6 – Remote Desktop Protocol (RDP):
This service typically runs through what is called port 3389. That is network lingo for a door number that is open to service clients and other users. RDP is short for Remote Desktop Protocol; this is what goes in and out of door 3389 to allow IT administrators to remotely access machines and configure them or merely use their resources for various reasons – such as running maintenance.
Usually, the first thing a hacker does is run a port scan on machines over the internet that have port 3389 open. Door 3389 is for something called SMB for short, or Server Message Block. SMB allows basic file sharing between Windows computers and is often turned on by default in a network install and configuration, meaning the door is open even when it’s not necessary.

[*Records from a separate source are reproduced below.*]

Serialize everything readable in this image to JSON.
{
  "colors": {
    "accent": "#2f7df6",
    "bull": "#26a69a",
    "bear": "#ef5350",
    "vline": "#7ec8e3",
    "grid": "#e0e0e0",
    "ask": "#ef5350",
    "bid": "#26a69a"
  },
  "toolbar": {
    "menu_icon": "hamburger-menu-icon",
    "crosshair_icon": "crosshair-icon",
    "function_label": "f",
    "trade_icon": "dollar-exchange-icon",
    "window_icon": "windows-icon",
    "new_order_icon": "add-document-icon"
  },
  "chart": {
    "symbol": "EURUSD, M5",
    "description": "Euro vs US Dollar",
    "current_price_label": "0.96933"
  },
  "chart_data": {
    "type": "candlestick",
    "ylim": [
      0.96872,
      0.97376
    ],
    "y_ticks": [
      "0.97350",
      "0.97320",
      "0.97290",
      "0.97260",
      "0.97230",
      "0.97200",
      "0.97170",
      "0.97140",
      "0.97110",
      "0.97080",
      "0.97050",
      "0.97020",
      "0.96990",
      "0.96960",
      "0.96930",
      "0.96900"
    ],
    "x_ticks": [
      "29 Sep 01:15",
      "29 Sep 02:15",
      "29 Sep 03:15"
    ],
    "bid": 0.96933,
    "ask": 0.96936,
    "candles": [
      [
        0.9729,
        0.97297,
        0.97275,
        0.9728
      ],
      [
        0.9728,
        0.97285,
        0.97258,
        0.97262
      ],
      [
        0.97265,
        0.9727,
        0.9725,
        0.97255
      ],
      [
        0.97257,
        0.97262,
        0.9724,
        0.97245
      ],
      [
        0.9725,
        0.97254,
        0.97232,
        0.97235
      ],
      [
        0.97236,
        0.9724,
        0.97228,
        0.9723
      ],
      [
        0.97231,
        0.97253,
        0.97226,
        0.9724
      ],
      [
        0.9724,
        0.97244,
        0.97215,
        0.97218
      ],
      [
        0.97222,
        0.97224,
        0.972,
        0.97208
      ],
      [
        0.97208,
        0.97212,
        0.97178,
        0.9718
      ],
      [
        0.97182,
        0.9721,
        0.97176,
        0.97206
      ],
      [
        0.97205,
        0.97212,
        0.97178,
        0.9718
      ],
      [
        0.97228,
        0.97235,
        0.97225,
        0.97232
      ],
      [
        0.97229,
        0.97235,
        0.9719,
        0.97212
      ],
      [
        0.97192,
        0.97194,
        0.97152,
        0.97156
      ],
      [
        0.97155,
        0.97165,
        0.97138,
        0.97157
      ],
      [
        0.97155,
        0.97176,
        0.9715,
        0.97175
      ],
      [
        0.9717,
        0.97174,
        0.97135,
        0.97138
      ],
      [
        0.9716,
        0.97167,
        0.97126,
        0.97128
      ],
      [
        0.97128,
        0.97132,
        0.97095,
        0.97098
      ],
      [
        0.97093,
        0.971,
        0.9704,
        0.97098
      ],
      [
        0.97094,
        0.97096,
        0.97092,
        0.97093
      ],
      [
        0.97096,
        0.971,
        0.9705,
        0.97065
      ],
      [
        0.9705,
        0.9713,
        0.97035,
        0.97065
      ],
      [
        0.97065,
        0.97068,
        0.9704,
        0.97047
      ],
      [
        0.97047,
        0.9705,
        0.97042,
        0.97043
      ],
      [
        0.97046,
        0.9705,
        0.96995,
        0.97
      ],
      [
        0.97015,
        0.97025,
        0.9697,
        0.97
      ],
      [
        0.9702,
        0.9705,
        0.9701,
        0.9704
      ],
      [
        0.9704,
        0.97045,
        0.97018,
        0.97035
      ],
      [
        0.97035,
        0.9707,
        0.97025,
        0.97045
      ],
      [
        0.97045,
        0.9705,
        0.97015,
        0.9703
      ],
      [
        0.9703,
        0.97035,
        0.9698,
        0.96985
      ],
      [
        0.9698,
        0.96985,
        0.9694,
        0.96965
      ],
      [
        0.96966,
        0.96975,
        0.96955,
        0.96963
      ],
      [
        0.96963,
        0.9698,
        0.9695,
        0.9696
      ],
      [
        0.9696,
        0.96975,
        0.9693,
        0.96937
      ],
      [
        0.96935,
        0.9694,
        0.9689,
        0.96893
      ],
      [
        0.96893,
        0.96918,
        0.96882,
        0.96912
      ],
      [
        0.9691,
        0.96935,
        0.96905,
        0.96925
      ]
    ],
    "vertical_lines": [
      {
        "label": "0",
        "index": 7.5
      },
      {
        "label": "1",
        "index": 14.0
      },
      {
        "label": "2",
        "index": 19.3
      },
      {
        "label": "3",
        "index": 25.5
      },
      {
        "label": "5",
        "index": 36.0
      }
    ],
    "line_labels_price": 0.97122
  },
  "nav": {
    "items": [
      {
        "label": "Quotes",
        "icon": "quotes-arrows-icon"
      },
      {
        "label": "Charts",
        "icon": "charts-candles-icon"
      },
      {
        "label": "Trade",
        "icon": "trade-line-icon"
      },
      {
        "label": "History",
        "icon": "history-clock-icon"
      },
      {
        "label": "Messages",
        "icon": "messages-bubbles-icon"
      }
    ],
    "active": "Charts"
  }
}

Now the hacker has access to get to any machines on port 3389. They can brute-force (repeatedly try different passwords by the thousands in a few seconds) and when they hit pay dirt, they can log into them as an administrator. It’s just a matter of time. Now that they’re into your machine via port 3389 they can easily encrypt anything or lock down your data by purposefully slowing down or even terminating critical business processes.
7 – Unpatched Software:
Inherent weaknesses in software are one of the simplest methods of employing an attack. In some cases, software is not fully up to date or patched, (this is public information, so your technical crew must be on top of this on a daily basis). This is the simplest way attackers can gain entry to your network without having to steal any credentials. You might be surprised that most software coders are not aware of the security problems the software they write might present. Security is often an afterthought when it should be a rigorous part of the development cycle from day one.
Hackers are Better Than Legit Certified Pros
Cyber criminals do just as much, if not more, analysis and evaluations as security teams do for their own products. They use the same and even better tools at their disposal to scan and wreak havoc on any system. It’s beyond good practice to be pro-active to predict and foresee their motivation and the profiles of their methods. Having an office wallpapered with certifications doesn’t cut it.
Always assume that the hackers have the advantage. As I said it’s beyond good practice but the top priority to have proactive cybersecurity mechanisms keep your business healthy and alive.